6. Comparative Evaluation and Empirical Results

Information-driven tokenizers demonstrate significant empirical improvements:

Task/Metric	Baseline	Information-driven Variant	Improvement/Key Result
Subword–per–word coverage (Text)	WordPiece/BPE	Semantic Tokenizer (Mehta et al., 2023)	2–3× more wordforms in ≤2 tokens
Morphological Alignment (macro-F₁, English, 16k)	BPE: 0.694	ByteSpan: 0.899 (Goriely et al., 23 Jun 2025)	+20F₁ vs. BPE/WP
Multilingual R-efficiency and fertility	BPE/WP	ByteSpan-mono/combo	Matches or improves; up to 10-point fertility gain in underrepresented scripts
Downstream BLEU (MT, English–German, 1M sents)	BPE tuning	E₂.₅-efficiency max (Zouhar et al., 2023)	Pearson ρ(E₂.₅, BLEU)=0.78; greatly outperforms sequence length and Shannon H
GLUE (CoLA MCC, BERT-base)	52.1	77.9 (semantic)	+25.8 MCC
Video Compression (BPP₁₆)	Cosmos	InfoTok (Ye et al., 18 Dec 2025)	20–50% token savings, ≤0.06 dB from optimal
Transformer Inference Cost (Video)	ElasticTok	InfoTok	12× reduction in wall-clock time

A plausible implication is that information-driven tokenization provides robust improvements in both intrinsic metrics (alignment, compression) and downstream performance, especially in morphologically complex settings, content-adaptive multimodal scenarios, and high-efficiency domains.

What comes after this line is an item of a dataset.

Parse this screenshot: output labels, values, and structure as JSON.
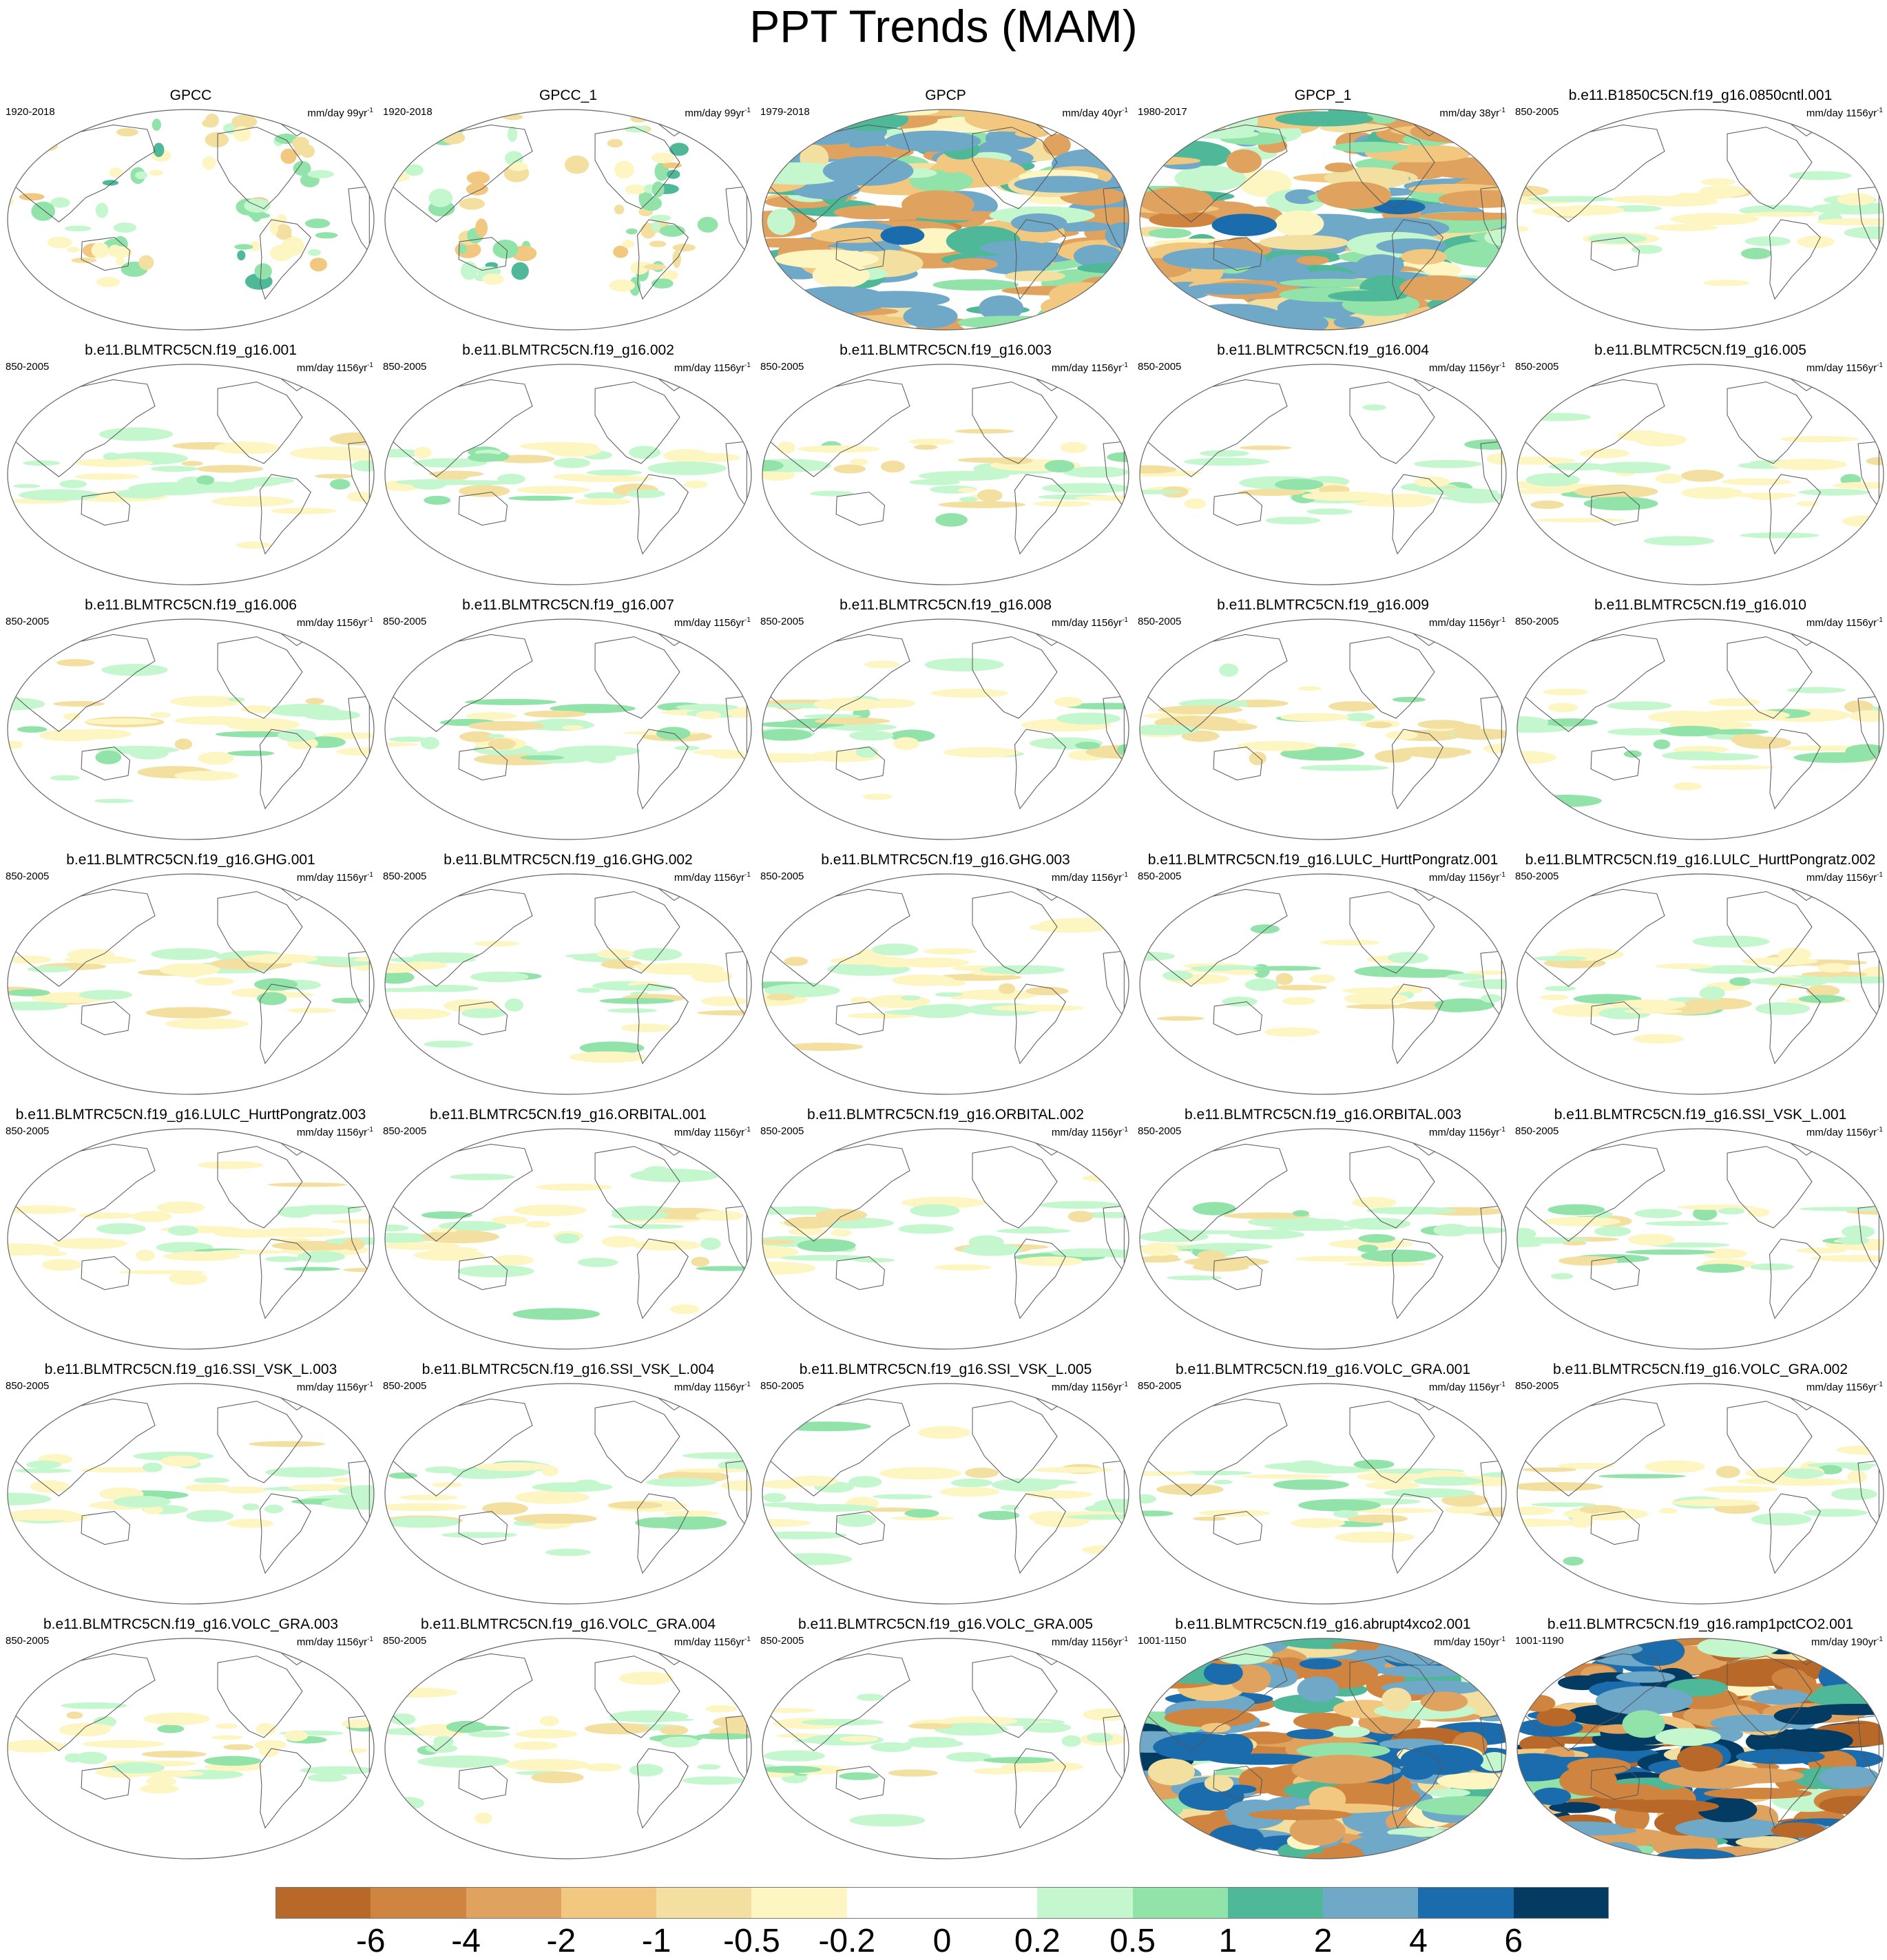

7. Limitations and Research Directions

Despite substantial progress, information-driven tokenization faces several challenges and open directions (Jia et al., 18 Feb 2025, Goriely et al., 23 Jun 2025):

Compression–Fidelity Trade-off: High compression can lead to detail loss; optimizing for both generative and discriminative utility is nontrivial.
Codebook Collapse and Utilization: VQ-based models risk "dead" codes. Lookup-free quantization strategies partially mitigate this but introduce other distortions.
Cross-Modal Alignment: Achieving semantic alignment of text/image/audio/video tokens in a unified representation remains fragile.
Language and Morphology Bias: Byte-based models may disadvantage non-Latin scripts unless vocabulary balancing is enforced (Goriely et al., 23 Jun 2025).
Adaptive and Dynamic Tokenization: Further research into per-instance entropy-based token allocation and automatic vocabulary resizing is ongoing (Ye et al., 18 Dec 2025).
Integration and Scalability: Ensuring robust performance in foundation models and seamless multimodal pipelines remains an active area.

Unified, information-theoretic tokenization principles continue to shape the evolution of both discrete and hybrid representation models, driving improved semantic fidelity, modality alignment, and efficiency in state-of-the-art AI systems.